# Basics of NLP with nltk


### List of Topics
- [Tokenization](#1)
- [Stop Word](#2)
- [Frequency Distribution](#3)
- [Lemmitization](#4)

In [1]:
input = '''Guilt is only useful when it causes us to change our behaviour and to make amends. 
Feelings of shame are not just personal. We can also pick up feelings of shame from our nation, 
family, or our even just being in the vicinity of an event.'''

print(input)

Guilt is only useful when it causes us to change our behaviour and to make amends. 
Feelings of shame are not just personal. We can also pick up feelings of shame from our nation, 
family, or our even just being in the vicinity of an event.


In [2]:
%config Completer.use_jedi = False

## Work and Sentence Tokenization<a id='1'></a>

In [3]:
#for reference. Download 'punkt' for tokenize operations
from nltk import tokenize
word = tokenize.word_tokenize(input)
sentence = tokenize.sent_tokenize(input)

print('Word Tokenizer Output:\n{}\n\nSentence Tokenizer Output:\n{}'.format(word,sentence))

Word Tokenizer Output:
['Guilt', 'is', 'only', 'useful', 'when', 'it', 'causes', 'us', 'to', 'change', 'our', 'behaviour', 'and', 'to', 'make', 'amends', '.', 'Feelings', 'of', 'shame', 'are', 'not', 'just', 'personal', '.', 'We', 'can', 'also', 'pick', 'up', 'feelings', 'of', 'shame', 'from', 'our', 'nation', ',', 'family', ',', 'or', 'our', 'even', 'just', 'being', 'in', 'the', 'vicinity', 'of', 'an', 'event', '.']

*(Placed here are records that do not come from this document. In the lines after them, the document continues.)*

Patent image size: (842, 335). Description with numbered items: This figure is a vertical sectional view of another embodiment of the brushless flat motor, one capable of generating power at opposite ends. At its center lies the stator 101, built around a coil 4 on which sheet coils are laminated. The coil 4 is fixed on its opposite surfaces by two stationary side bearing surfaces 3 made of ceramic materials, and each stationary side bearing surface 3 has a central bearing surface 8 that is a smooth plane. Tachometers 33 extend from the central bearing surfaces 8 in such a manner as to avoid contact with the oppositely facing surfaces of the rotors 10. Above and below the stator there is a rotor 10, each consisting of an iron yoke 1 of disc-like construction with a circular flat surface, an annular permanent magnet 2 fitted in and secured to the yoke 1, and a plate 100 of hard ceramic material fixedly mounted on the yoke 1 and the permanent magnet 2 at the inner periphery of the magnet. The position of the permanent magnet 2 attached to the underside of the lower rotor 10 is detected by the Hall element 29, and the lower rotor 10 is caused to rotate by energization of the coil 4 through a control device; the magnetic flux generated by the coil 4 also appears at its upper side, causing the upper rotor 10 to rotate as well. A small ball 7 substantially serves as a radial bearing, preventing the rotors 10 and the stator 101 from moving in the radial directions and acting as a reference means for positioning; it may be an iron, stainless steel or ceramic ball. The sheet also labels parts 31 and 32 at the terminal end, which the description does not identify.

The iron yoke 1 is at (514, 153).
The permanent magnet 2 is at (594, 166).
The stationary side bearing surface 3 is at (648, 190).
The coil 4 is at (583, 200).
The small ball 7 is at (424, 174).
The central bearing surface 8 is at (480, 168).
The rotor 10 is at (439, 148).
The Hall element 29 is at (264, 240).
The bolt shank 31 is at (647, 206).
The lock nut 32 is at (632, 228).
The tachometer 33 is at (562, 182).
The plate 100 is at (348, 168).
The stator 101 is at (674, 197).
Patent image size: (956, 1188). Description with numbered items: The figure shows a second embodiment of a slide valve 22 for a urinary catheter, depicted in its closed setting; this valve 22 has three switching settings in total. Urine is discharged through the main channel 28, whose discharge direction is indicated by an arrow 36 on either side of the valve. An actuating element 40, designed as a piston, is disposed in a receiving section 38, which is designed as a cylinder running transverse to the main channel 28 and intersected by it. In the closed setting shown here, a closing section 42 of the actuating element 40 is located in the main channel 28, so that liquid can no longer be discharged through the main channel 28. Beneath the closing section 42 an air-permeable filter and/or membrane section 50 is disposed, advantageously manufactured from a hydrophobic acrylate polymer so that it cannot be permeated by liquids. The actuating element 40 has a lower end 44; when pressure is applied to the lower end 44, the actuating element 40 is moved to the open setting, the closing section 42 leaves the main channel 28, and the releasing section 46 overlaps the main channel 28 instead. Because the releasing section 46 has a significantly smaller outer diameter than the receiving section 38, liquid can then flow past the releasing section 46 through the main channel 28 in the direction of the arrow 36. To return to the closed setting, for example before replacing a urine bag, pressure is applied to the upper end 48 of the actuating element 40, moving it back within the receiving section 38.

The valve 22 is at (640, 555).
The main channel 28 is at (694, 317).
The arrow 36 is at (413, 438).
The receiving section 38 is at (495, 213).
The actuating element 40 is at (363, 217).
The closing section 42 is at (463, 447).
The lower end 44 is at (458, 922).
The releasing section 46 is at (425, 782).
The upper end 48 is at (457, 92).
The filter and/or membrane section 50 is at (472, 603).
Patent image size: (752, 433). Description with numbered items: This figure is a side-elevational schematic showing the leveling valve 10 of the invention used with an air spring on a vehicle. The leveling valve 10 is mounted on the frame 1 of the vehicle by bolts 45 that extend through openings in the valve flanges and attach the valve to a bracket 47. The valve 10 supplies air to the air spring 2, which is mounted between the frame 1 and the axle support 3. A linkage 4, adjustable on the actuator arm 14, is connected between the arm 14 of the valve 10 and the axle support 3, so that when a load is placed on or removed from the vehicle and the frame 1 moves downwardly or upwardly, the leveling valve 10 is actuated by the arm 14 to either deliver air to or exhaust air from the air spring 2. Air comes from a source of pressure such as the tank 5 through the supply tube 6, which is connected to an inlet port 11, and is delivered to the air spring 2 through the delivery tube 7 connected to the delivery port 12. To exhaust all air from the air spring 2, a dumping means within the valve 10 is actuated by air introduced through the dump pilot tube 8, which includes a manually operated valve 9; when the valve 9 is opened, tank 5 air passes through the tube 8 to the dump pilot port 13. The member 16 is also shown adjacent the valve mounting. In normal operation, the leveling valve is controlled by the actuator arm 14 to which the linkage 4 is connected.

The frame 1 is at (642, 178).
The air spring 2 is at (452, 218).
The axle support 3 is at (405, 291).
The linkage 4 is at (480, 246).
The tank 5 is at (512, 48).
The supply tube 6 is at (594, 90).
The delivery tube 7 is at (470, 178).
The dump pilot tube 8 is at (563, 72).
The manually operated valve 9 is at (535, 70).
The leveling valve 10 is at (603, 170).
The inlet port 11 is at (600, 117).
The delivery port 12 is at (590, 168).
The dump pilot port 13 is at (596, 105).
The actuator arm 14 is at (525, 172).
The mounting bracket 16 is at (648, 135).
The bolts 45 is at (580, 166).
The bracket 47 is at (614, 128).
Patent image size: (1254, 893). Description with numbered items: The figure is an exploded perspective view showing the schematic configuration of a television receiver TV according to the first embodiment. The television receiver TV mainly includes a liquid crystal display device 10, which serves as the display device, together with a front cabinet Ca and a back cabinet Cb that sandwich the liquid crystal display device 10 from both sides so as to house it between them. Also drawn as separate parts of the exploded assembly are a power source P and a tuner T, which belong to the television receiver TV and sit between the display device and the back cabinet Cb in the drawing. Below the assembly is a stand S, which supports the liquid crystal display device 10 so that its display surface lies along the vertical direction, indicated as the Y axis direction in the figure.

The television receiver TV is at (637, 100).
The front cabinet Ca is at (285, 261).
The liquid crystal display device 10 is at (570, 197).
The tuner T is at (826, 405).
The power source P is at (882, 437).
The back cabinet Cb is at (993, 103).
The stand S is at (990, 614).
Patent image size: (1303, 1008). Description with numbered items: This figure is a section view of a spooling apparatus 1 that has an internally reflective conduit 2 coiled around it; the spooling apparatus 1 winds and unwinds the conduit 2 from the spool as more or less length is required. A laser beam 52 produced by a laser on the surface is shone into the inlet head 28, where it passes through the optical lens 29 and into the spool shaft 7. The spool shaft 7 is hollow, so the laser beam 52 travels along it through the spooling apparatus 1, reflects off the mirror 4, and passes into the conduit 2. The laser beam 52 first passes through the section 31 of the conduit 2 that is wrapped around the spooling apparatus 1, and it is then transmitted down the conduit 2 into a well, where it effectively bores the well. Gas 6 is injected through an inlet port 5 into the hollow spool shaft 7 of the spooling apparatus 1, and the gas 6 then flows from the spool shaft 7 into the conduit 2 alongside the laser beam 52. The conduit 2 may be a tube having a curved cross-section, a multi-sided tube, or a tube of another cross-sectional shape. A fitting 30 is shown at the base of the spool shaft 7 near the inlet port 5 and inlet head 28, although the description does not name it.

Sentence Tokenizer Output:
['Guilt is only useful when it causes us to change our behaviour and to make amends.', 'Feelings of shame are not just personal.', 'We can also pick up feelings of shame from our nation, \nfamily, or our even just being in the vicinity of an event.']


## Removing Stop Words <a id='2'></a>

In [4]:
#fetching stopwords
from nltk.corpus import stopwords
stop_words = list(stopwords.words('english')) 
print(stop_words[:30])

['i', 'me', 'my', 'myself', 'we', 'our', 'ours', 'ourselves', 'you', "you're", "you've", "you'll", "you'd", 'your', 'yours', 'yourself', 'yourselves', 'he', 'him', 'his', 'himself', 'she', "she's", 'her', 'hers', 'herself', 'it', "it's", 'its', 'itself']


In [5]:
#removing punctuations and stop words
filter_sentence = []
for w in word:
    if w in stop_words or len(w)==1:
        pass
    else:
        filter_sentence.append(w)
print(filter_sentence)

['Guilt', 'useful', 'causes', 'us', 'change', 'behaviour', 'make', 'amends', 'Feelings', 'shame', 'personal', 'We', 'also', 'pick', 'feelings', 'shame', 'nation', 'family', 'even', 'vicinity', 'event']


## Frequency Distribution<a id='3'></a>

In [6]:
from nltk.probability import FreqDist
import pandas as df

In [7]:
fdist = dict(FreqDist(filter_sentence))

In [8]:
data = df.DataFrame(fdist.values(),index=fdist.keys(),columns=['Count'])
data

Unnamed: 0,Count
Guilt,1
useful,1
causes,1
us,1
change,1
behaviour,1
make,1
amends,1
Feelings,1
shame,2


## Lemmitization<a id='4'></a>

In [9]:
from nltk.stem import WordNetLemmatizer 
lemmat = WordNetLemmatizer()

In [10]:
for i in filter_sentence:
    print(i,' - ',lemmat.lemmatize(i))

Guilt  -  Guilt
useful  -  useful
causes  -  cause
us  -  u
change  -  change
behaviour  -  behaviour
make  -  make
amends  -  amends
Feelings  -  Feelings
shame  -  shame
personal  -  personal
We  -  We
also  -  also
pick  -  pick
feelings  -  feeling
shame  -  shame
nation  -  nation
family  -  family
even  -  even
vicinity  -  vicinity
event  -  event